Leigh drops her rebar with a clatter. Erin’s eyes flick to her.
“How are you alive?” she asks, in an almost conversational tone. Anything to keep them talking and keep herself breathing. Roger doesn’t have the skill to put her back together after she takes a bullet to the brain. He will someday. He’s not t
here yet.
“You can’t drown a dead woman,” says Leigh. There’s a new rasp in her voice, a deep gurgle that speaks of water in the lungs. She narrows her eyes. “How are you alive?”
“You made me to see the chaotic places in everything. I’m sure the side effect of me hating the world was an accident. Doesn’t matter. I hit the water seeing all the spots where it was wildest and most likely to hurt me. I swam around them.” It was a small way to describe a big, terrifying moment, one that ended, inevitably, with her inhaling a lungful of water and washing up on the shore for Roger and Dodger to find. But she’d done it. She’d made it out of the sea without being battered into pieces on the rocks. Under the circumstances, she can’t see that as anything other than a victory.
Leigh looks, briefly, almost impressed. “I suppose we did an excellent job with you, your betrayal notwithstanding. I’ll make the next one along the same lines. She’ll be loyal.”
“If you wanted loyalty, you shouldn’t have killed Darren.”
“I’ll keep that in mind,” says Leigh. She looks to Reed. “Can I kill her now?”
“Kimberley can pull that trigger if you like. I’m sure she’s eager to get down to the business of stripping the Doctrine from these unworthy hosts.”
Leigh frowns. “I want to do it myself.”
“You want to do everything yourself. Learn to delegate.” Reed lets go of Roger’s chin, straightening as the other man’s face hits the floor. “I want them stripped, cleaned, and brought to the lab. It’s time to begin.” Then he walks away, whistling.
Leigh and Erin both glare hatred at his receding back. In that moment, if in no other, they are united.
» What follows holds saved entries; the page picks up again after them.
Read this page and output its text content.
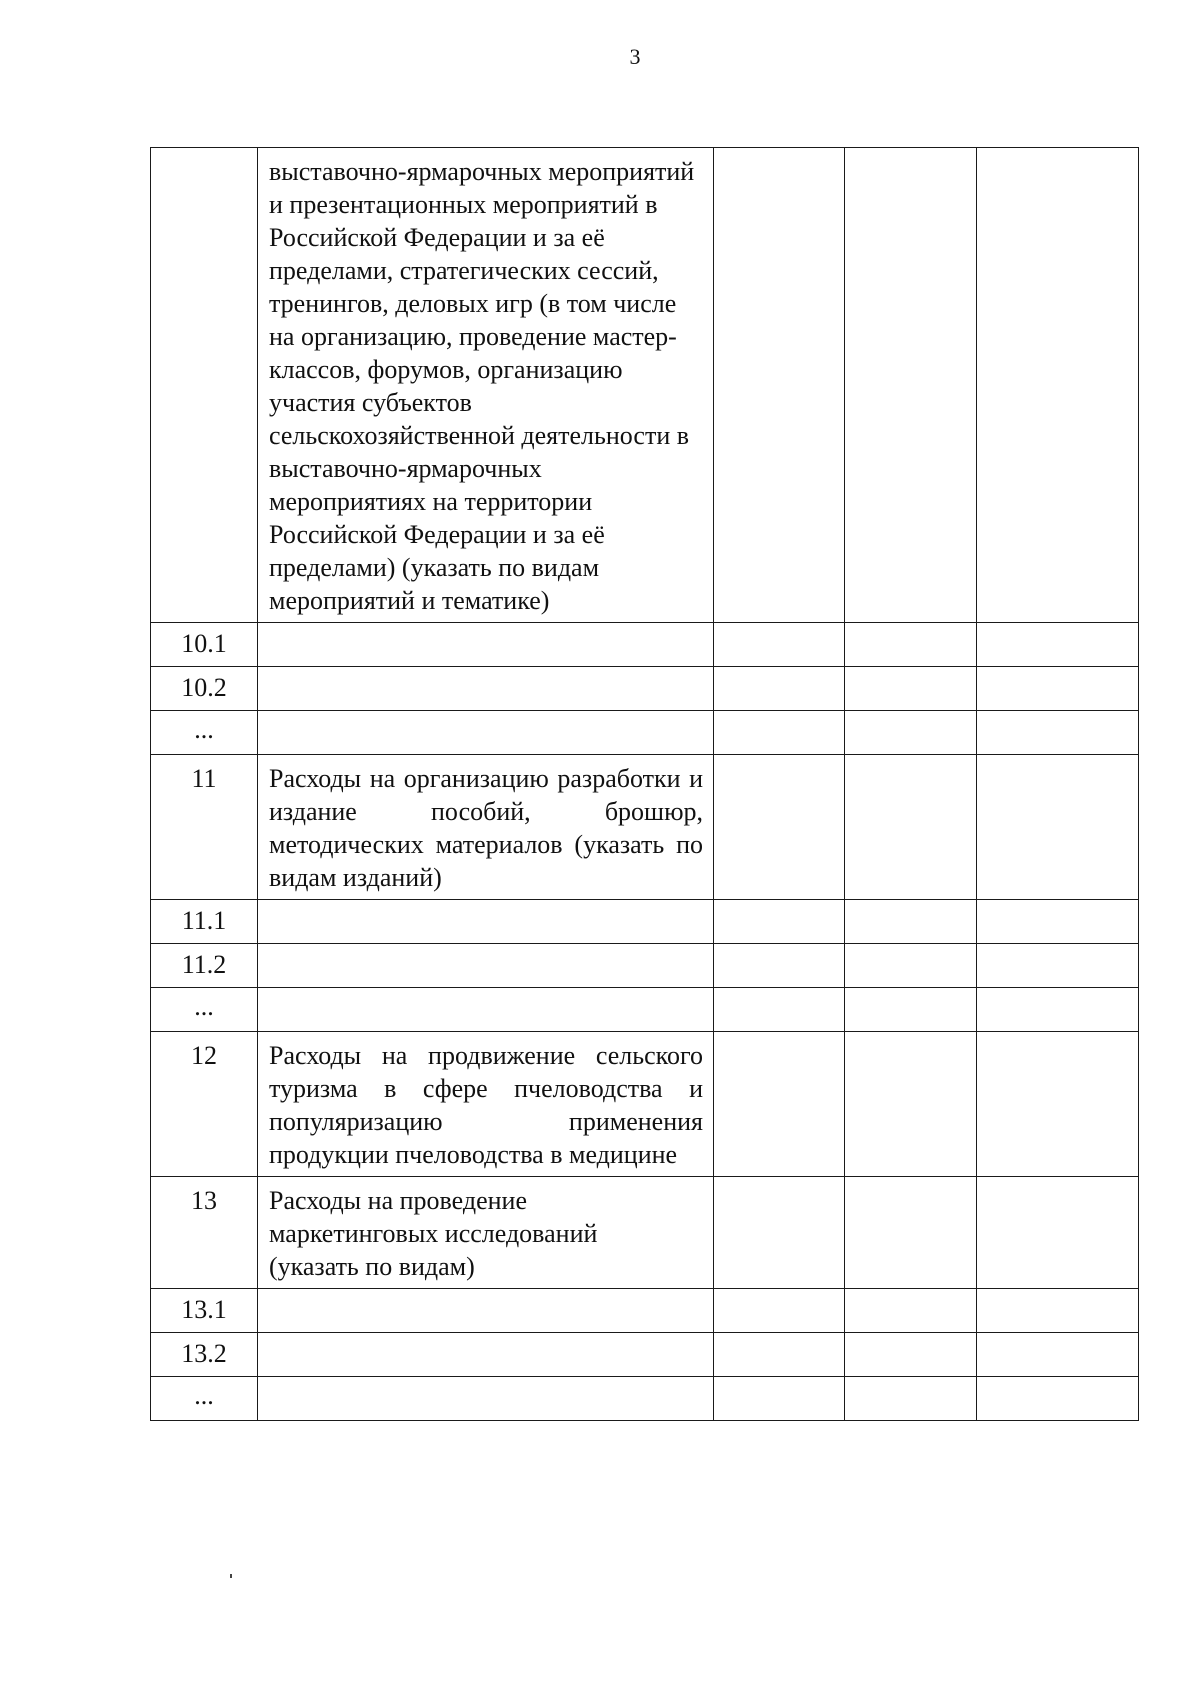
3
	выставочно-ярмарочных мероприятий и презентационных мероприятий в Российской Федерации и за её пределами, стратегических сессий, тренингов, деловых игр (в том числе на организацию, проведение мастер-классов, форумов, организацию участия субъектов сельскохозяйственной деятельности в выставочно-ярмарочных мероприятиях на территории Российской Федерации и за её пределами) (указать по видам мероприятий и тематике)			
10.1				
10.2				
...				
11	Расходы на организацию разработки и издание пособий, брошюр, методических материалов (указать по видам изданий)			
11.1				
11.2				
...				
12	Расходы на продвижение сельского туризма в сфере пчеловодства и популяризацию применения продукции пчеловодства в медицине			
13	Расходы на проведение маркетинговых исследований (указать по видам)			
13.1				
13.2				
...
The moment passes. Leigh turns back to Erin, and smiles.
“Bring her, Kim,” she says. “It’s time she learned the penalty for going against her betters.”
* * *
The lab where Erin is placed is familiar: she grew up here. She knows every line and color, every piece of well-worn furniture. She can close her eyes and picture Darren anywhere in this room, a smirk on his lips, trying so hard to look cool, even when neither one of them had any idea what “cool” was.